JB: Besides Nick, were there any other influences that you were drawing heavily on? I immediately saw Gregory Crewdson in these pictures.
SCC: I guess his work is dreamlike in a similar way. But aside from Nick Waplington, the inspiration mostly came from the locations – the location was the first thing, and the characters came after. Searching for the right location, I posted flyers through people's doors, thinking it was going to be interesting inside, looking through windows. And a lot of researching on the internet.

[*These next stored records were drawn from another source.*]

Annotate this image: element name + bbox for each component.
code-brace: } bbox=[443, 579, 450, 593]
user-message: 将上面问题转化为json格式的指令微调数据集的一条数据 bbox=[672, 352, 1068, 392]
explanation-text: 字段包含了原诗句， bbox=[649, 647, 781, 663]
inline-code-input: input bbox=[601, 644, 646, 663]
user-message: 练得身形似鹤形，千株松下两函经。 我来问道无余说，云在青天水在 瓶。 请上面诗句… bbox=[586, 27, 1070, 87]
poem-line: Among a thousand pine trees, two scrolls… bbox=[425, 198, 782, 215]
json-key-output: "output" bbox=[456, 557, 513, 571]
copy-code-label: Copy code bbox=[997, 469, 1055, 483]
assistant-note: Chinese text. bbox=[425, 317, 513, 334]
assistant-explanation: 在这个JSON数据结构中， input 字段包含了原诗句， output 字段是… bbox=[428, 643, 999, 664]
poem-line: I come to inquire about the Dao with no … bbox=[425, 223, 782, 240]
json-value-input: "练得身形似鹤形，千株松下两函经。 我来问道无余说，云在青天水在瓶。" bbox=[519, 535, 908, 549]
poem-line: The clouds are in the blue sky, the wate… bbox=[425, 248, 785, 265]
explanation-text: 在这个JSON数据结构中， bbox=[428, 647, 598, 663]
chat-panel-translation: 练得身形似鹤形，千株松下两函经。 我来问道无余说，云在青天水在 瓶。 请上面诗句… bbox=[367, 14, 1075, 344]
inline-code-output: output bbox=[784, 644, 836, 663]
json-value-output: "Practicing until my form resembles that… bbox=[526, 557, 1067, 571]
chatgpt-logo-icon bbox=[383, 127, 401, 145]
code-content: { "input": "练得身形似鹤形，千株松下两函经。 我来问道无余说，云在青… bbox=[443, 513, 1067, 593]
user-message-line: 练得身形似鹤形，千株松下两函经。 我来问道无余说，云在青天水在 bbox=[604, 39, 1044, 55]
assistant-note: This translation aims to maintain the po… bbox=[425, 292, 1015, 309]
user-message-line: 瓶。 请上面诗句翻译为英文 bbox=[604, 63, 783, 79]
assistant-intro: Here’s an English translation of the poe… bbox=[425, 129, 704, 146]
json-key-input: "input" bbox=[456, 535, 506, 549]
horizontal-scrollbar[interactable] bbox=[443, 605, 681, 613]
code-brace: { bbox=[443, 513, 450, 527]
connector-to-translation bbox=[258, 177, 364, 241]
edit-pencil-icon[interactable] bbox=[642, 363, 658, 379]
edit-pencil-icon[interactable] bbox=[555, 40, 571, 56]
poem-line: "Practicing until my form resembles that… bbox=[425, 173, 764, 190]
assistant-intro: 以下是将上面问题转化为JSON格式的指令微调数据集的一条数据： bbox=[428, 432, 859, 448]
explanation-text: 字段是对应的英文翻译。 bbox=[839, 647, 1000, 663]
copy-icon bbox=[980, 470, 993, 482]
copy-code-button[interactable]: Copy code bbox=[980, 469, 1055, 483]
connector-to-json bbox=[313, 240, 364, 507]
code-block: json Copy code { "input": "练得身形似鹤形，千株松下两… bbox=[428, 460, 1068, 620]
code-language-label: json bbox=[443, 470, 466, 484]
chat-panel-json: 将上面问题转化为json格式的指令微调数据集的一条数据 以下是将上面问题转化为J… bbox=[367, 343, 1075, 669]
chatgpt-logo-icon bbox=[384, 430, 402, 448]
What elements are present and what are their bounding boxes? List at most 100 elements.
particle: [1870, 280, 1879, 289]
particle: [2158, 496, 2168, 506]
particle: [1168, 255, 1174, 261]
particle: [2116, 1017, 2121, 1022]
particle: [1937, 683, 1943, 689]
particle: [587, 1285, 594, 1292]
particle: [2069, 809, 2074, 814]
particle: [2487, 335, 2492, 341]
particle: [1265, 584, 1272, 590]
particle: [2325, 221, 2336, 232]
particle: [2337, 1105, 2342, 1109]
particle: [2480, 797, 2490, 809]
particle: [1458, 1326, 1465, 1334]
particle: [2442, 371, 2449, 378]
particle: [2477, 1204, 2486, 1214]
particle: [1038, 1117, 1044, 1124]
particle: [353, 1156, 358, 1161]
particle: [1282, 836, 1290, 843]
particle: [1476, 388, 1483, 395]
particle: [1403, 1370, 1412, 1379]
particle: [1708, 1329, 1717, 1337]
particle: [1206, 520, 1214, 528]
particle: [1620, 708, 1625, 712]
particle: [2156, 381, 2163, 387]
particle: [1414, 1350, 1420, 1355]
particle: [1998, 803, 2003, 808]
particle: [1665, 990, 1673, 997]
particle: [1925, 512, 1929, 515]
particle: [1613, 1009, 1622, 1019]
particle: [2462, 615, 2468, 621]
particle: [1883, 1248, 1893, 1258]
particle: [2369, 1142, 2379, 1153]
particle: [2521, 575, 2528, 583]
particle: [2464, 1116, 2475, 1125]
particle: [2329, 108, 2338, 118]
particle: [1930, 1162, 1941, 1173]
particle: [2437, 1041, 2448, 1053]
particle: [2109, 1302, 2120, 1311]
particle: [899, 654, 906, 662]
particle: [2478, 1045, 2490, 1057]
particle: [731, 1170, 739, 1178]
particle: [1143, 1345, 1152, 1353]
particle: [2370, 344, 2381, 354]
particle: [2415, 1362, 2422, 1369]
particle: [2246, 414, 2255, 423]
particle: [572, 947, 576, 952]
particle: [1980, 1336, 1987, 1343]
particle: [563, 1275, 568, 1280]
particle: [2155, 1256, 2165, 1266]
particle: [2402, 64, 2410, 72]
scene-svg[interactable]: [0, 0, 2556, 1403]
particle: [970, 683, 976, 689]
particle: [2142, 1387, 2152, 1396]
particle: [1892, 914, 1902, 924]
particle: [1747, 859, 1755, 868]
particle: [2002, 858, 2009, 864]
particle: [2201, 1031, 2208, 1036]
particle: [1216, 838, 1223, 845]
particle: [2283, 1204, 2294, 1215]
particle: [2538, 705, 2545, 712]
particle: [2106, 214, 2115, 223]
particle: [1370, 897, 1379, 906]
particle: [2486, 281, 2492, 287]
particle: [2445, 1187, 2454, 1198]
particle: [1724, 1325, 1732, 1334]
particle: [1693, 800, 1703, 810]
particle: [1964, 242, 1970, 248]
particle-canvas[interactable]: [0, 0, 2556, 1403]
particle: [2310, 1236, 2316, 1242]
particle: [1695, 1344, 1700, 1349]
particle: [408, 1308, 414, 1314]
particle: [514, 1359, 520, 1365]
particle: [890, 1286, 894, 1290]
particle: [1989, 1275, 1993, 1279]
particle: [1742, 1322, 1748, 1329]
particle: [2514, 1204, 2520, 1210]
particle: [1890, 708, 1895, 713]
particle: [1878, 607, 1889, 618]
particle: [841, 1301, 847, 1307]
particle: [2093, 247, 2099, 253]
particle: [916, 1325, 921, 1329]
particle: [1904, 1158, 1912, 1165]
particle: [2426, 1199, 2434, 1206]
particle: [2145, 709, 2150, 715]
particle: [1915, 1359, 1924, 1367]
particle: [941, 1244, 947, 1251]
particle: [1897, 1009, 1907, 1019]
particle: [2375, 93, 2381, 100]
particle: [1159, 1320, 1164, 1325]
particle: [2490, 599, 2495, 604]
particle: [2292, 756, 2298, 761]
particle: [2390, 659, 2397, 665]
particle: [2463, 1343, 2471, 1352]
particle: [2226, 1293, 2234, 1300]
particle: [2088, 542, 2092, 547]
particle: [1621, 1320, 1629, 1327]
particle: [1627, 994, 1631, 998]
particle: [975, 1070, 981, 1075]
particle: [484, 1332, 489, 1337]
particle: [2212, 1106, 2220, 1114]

JB: You posted flyers through doors?
SCC: Yeah – I didn't really get much response from that. I think a lot of people were quite scared. Maybe they think you're trying to shoot a porn film or something; they don't really get it. So it was easier to do it online and go through either people that you know or through location agencies. All the locations are in England, but the last two shots are really different. Those are the daylight ones, and those were like shooting a documentary or something; they weren't staged at all. I don't know how I feel about that because I think I prefer it when it is more theatrical, but I think I didn't know it was a different way of working – I just relaxed and let it happen.
JB: It's funny that you use word theatrical: there is a campness to it all; something remarkably fun and exaggerated. Looking beyond this, one has to ask: what are you working on moving forward?
SCC: I would love to do more video work; more video installations in rooms. Create rooms, maybe. More sculpture. I don't know what direction I'm going to go. It's really open ended at the moment, which is exciting.